9 October 2011
We read with interest the article by Marshall et al. in the August issue of this journal entitled ‘Snoring is not associated with adverse effects on blood pressure, arterial structure or function in 8-year-old children: The Childhood Asthma Prevention Study (CAPS)’.1 This community-based study found no association between parentally reported snoring and adverse measures of metabolic markers or vascular structure/function when the study participants were 8 years.
Several points about this study should be highlighted. Snoring is the hallmark of sleep-disordered breathing (SDB) which ranges in severity from primary snoring (snoring with no gas exchange abnormalities or evidence of sleep disruption) to obstructive sleep apnoea (OSA) which manifests with repeated breathing pauses which result in reduced oxygenation and sleep disruption. The gold standard for determining the severity of SDB is polysomnography (PSG). The distinction between parental report of snoring, which is notoriously inaccurate at determining the existence or severity of SDB,2 and SDB, which has been objectively diagnosed on PSG, must be emphasized. As this study was not designed to investigate sleep, a formal PSG was not performed.
The definition of snoring also deserves comment. The authors report that at this age, 41% of caregivers reported that their child snored. This is much higher than previous reports, probably owing to the fact that any snoring was included in the analysis, as well as snoring frequency as an ordinal variable, rather than limiting analysis to habitual snoring (more than 3 days a week)3 as in most publications. This analysis will have weakened the likelihood of finding an association with snoring, as occasional and infrequent snorers are unlikely to have cardiovascular effects especially of the major nature studied in this paper. Roughly 10% of habitual snorers would be expected to have OSA, meaning that with 76 habitual snorers in this study, eight might have had OSA. Thus, the study is substantially underpowered to detect the given outcome. The authors also imply that snoring in children only manifests as SDB later in adulthood. This is simply incorrect, as children exhibit the broad range of SDB severities with 2–4% exhibiting OSA.4 In addition, the authors have not reported on the association between asthma and snoring, history of allergic rhinitis, previous or current treatment for these conditions (such as adenotonsillectomy or nasal steroids), or the existence of objectively diagnosed SDB in study participants, all of which may have impacted on study results.

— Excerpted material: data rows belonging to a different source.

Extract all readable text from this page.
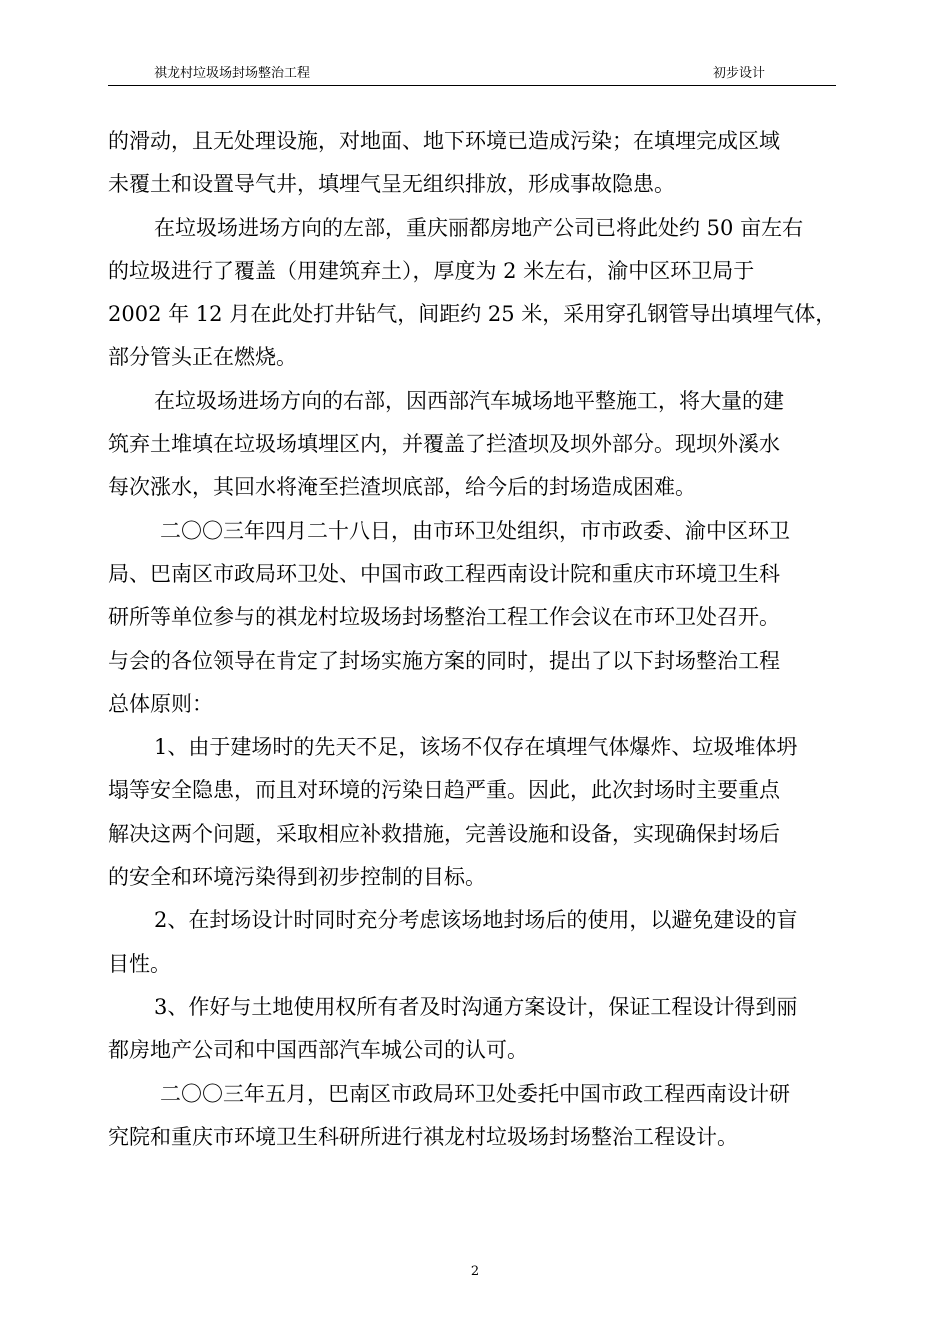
祺龙村垃圾场封场整治工程	初步设计
的滑动，且无处理设施，对地面、地下环境已造成污染；在填埋完成区域
未覆土和设置导气井，填埋气呈无组织排放，形成事故隐患。
在垃圾场进场方向的左部，重庆丽都房地产公司已将此处约 50 亩左右
的垃圾进行了覆盖（用建筑弃土），厚度为 2 米左右，渝中区环卫局于
2002 年 12 月在此处打井钻气，间距约 25 米，采用穿孔钢管导出填埋气体，
部分管头正在燃烧。
在垃圾场进场方向的右部，因西部汽车城场地平整施工，将大量的建
筑弃土堆填在垃圾场填埋区内，并覆盖了拦渣坝及坝外部分。现坝外溪水
每次涨水，其回水将淹至拦渣坝底部，给今后的封场造成困难。
二〇〇三年四月二十八日，由市环卫处组织，市市政委、渝中区环卫
局、巴南区市政局环卫处、中国市政工程西南设计院和重庆市环境卫生科
研所等单位参与的祺龙村垃圾场封场整治工程工作会议在市环卫处召开。
与会的各位领导在肯定了封场实施方案的同时，提出了以下封场整治工程
总体原则：
1、由于建场时的先天不足，该场不仅存在填埋气体爆炸、垃圾堆体坍
塌等安全隐患，而且对环境的污染日趋严重。因此，此次封场时主要重点
解决这两个问题，采取相应补救措施，完善设施和设备，实现确保封场后
的安全和环境污染得到初步控制的目标。
2、在封场设计时同时充分考虑该场地封场后的使用，以避免建设的盲
目性。
3、作好与土地使用权所有者及时沟通方案设计，保证工程设计得到丽
都房地产公司和中国西部汽车城公司的认可。
二〇〇三年五月，巴南区市政局环卫处委托中国市政工程西南设计研
究院和重庆市环境卫生科研所进行祺龙村垃圾场封场整治工程设计。
2
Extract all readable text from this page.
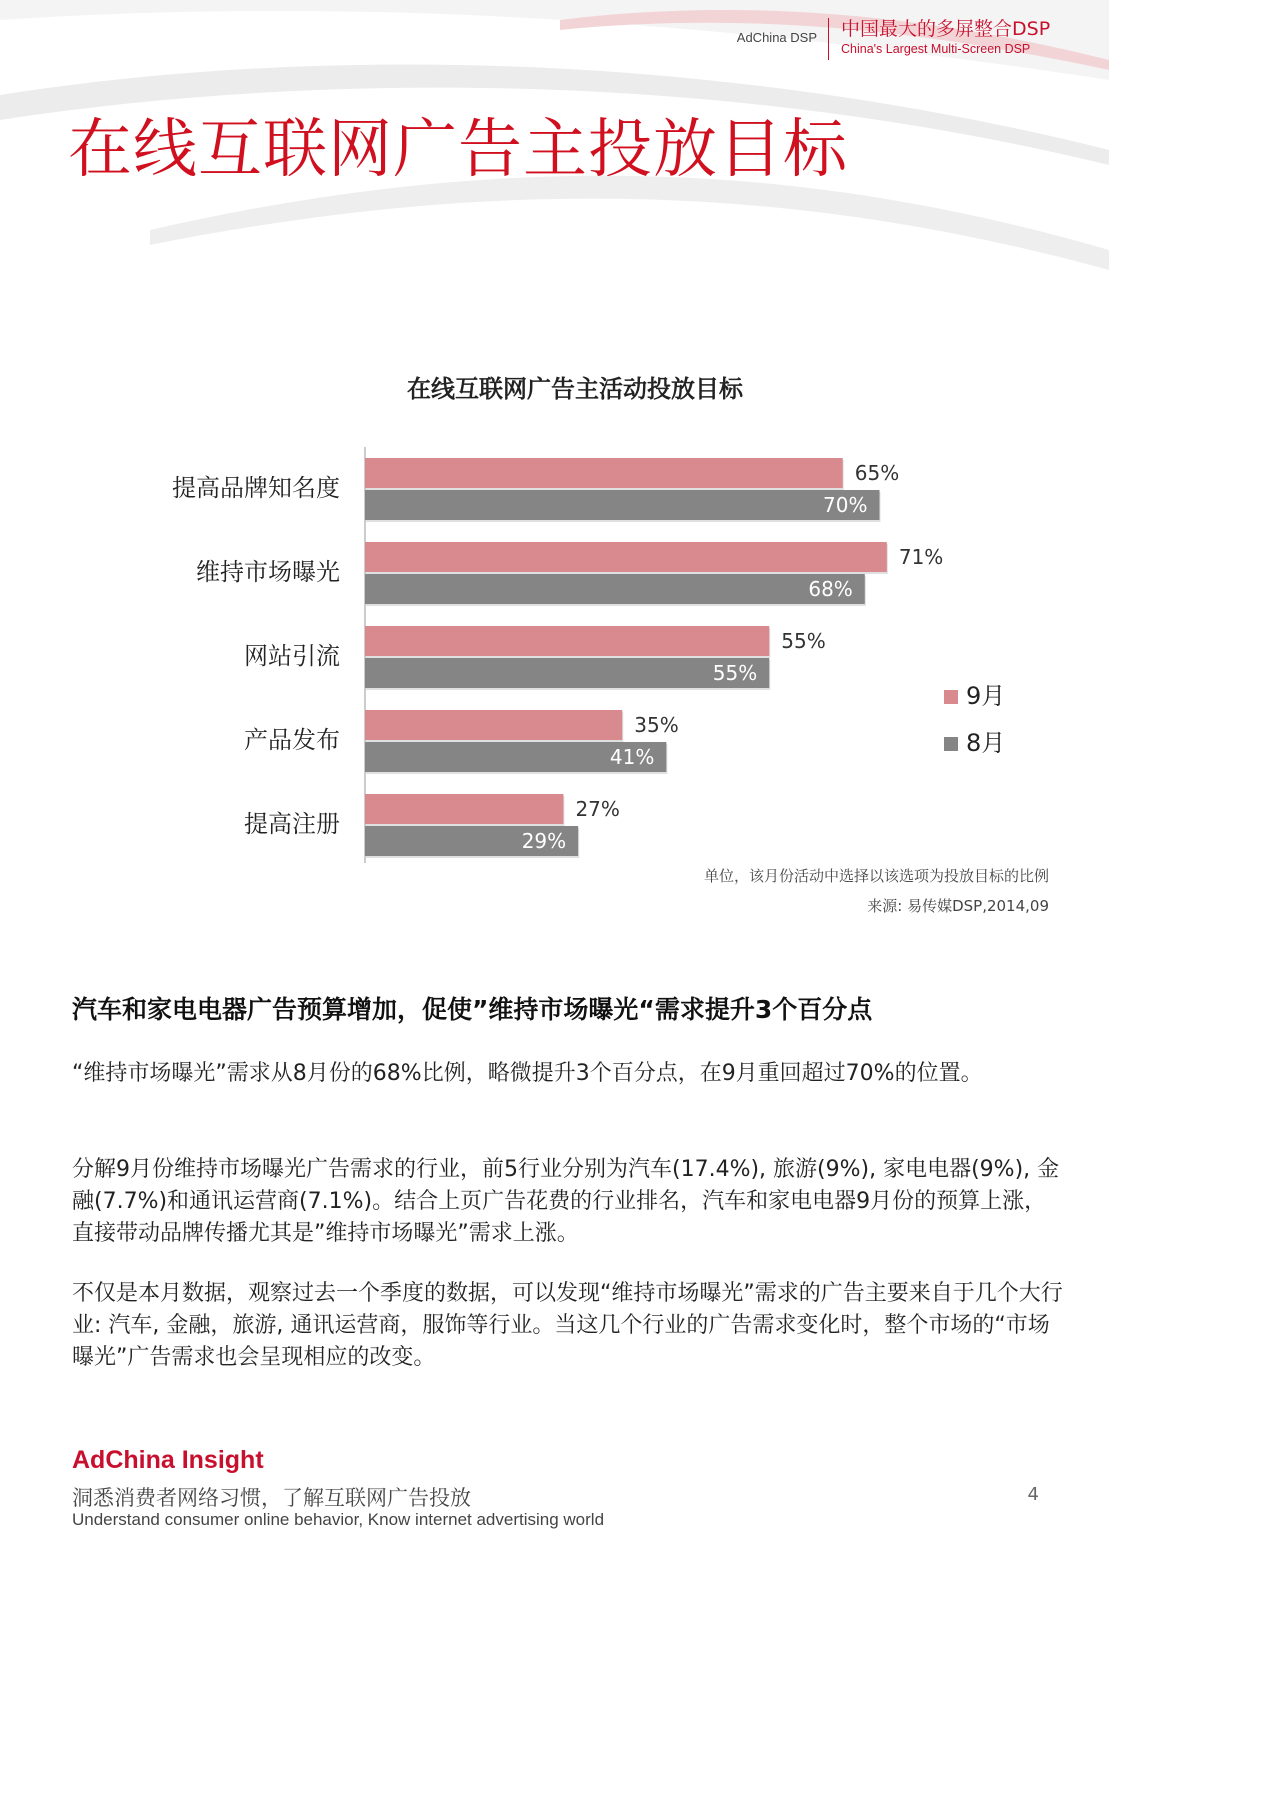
AdChina DSP 中国最大的多屏整合DSP
China's Largest Multi-Screen DSP
在线互联网广告主投放目标
在线互联网广告主活动投放目标
提高品牌知名度
65%
70%
维持市场曝光
71%
68%
网站引流
55%
55%
产品发布
35%
41%
提高注册
27%
29%
9月
8月
单位，该月份活动中选择以该选项为投放目标的比例
来源: 易传媒DSP,2014,09
汽车和家电电器广告预算增加，促使”维持市场曝光“需求提升3个百分点
“维持市场曝光”需求从8月份的68%比例，略微提升3个百分点，在9月重回超过70%的位置。
分解9月份维持市场曝光广告需求的行业，前5行业分别为汽车(17.4%), 旅游(9%), 家电电器(9%), 金融(7.7%)和通讯运营商(7.1%)。结合上页广告花费的行业排名，汽车和家电电器9月份的预算上涨，直接带动品牌传播尤其是”维持市场曝光”需求上涨。
不仅是本月数据，观察过去一个季度的数据，可以发现“维持市场曝光”需求的广告主要来自于几个大行业: 汽车, 金融，旅游, 通讯运营商，服饰等行业。当这几个行业的广告需求变化时，整个市场的“市场曝光”广告需求也会呈现相应的改变。
AdChina Insight
洞悉消费者网络习惯，了解互联网广告投放
Understand consumer online behavior, Know internet advertising world
4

The association between severe OSA and cardiovascular risk factors such as hypertension was raised by the authors. However, contrary to their conclusions, several recent papers suggest that adverse cardiometabolic effects linked to OSA are not limited to the severe cases only, with reports by ourselves from clinical populations and others from similar community-based studies that primary snoring, confirmed by PSG, is associated with elevated blood pressure in children of a similar age to those in this study.5–9
We agree with the suggestion by the authors that parental report of snoring alone does not provide sufficient evidence to initiate treatment. However, it should be an indication for the physician to investigate for SDB, which if untreated, is associated with adverse neuro-behavioural outcomes as well as effects on the cardiovascular system.5–9 It is important that readers are not falsely reassured by this study ‘that parentally reported primary snoring is probably below a detectable threshold of harm to children.’ Until longitudinal data on cardiovascular risk factors and measures of arterial structure and function are assessed in objectively diagnosed SDB, stratified according to severity and body mass index, the question regarding early detection and prevention of cardiovascular risk factors in children with SDB, and whether they are precursors of adult disease cannot be answered.